O gün, gençlerin enerjisiyle kontrast oluşturan bir görüntüydük. Onların coşkulu zıplamaları karşısında, bizim durgunluğumuz belirginleşti. Ne onlarda ne de bizde aynı enerji yoktu. Aradaki fark açık ve netti. O an hissettikleri şey, yaşlanmanın ilk işaretiydi.
Gençlerin enerjisi, bizim için bir özlem ve hasret kaynağıydı. Onları izlerken, kendi gençliğimizi ve o günleri nasıl geçirdiğimizi düşündük. Belki de, o gün orada olan gençlerden biriydik ve şimdi o günleri geride bırakıp yaşlanmanın gerçekleriyle yüzleşiyorduk.

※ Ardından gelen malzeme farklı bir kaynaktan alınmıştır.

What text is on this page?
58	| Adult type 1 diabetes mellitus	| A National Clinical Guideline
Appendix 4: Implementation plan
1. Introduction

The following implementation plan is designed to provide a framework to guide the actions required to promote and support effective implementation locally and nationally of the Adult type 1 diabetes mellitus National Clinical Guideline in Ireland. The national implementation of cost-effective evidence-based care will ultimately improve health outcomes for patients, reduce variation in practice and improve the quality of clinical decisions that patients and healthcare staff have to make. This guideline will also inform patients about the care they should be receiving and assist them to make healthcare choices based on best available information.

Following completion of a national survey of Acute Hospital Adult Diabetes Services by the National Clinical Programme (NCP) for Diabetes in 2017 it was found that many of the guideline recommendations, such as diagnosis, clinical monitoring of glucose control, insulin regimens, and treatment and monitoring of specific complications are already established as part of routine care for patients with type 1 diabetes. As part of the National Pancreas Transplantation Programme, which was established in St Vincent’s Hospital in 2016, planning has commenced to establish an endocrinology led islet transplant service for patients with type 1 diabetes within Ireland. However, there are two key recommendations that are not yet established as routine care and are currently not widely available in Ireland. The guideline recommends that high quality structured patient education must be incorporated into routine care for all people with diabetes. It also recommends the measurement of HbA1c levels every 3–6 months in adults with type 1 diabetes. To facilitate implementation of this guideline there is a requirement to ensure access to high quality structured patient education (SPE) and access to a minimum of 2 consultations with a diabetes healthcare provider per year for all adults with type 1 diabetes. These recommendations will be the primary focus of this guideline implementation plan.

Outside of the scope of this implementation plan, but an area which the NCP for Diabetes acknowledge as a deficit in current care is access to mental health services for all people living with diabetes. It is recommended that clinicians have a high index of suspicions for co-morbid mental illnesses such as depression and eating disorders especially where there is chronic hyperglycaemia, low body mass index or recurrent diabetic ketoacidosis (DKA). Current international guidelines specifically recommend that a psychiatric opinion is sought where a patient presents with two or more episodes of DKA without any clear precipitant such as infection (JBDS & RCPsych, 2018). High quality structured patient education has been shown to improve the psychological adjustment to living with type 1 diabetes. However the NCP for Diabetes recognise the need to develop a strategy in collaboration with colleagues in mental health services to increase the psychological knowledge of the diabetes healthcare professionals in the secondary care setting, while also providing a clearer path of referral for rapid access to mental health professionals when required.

Bu deneyim, yaşlanmanın kaçınılmazlığını kabul etmemi sağladı. Artık o coşkulu zıplamalar bizim için uzak bir anı gibiydi. O an, gençlerin enerjisiyle kontrast oluşturan durgun bir görüntüydük ve bu durum, yaşlanmanın ilk işaretini oluşturuyordu.
Bu deneyimden sonra, yaşlanmayla ilgili düşüncelerim değişti. Artık, gençliğin enerjisini ve coşkusunu özlüyordum. O gün, lise festivalindeki gençler, bana yaşlanmanın gerçeklerini hatırlatmıştı.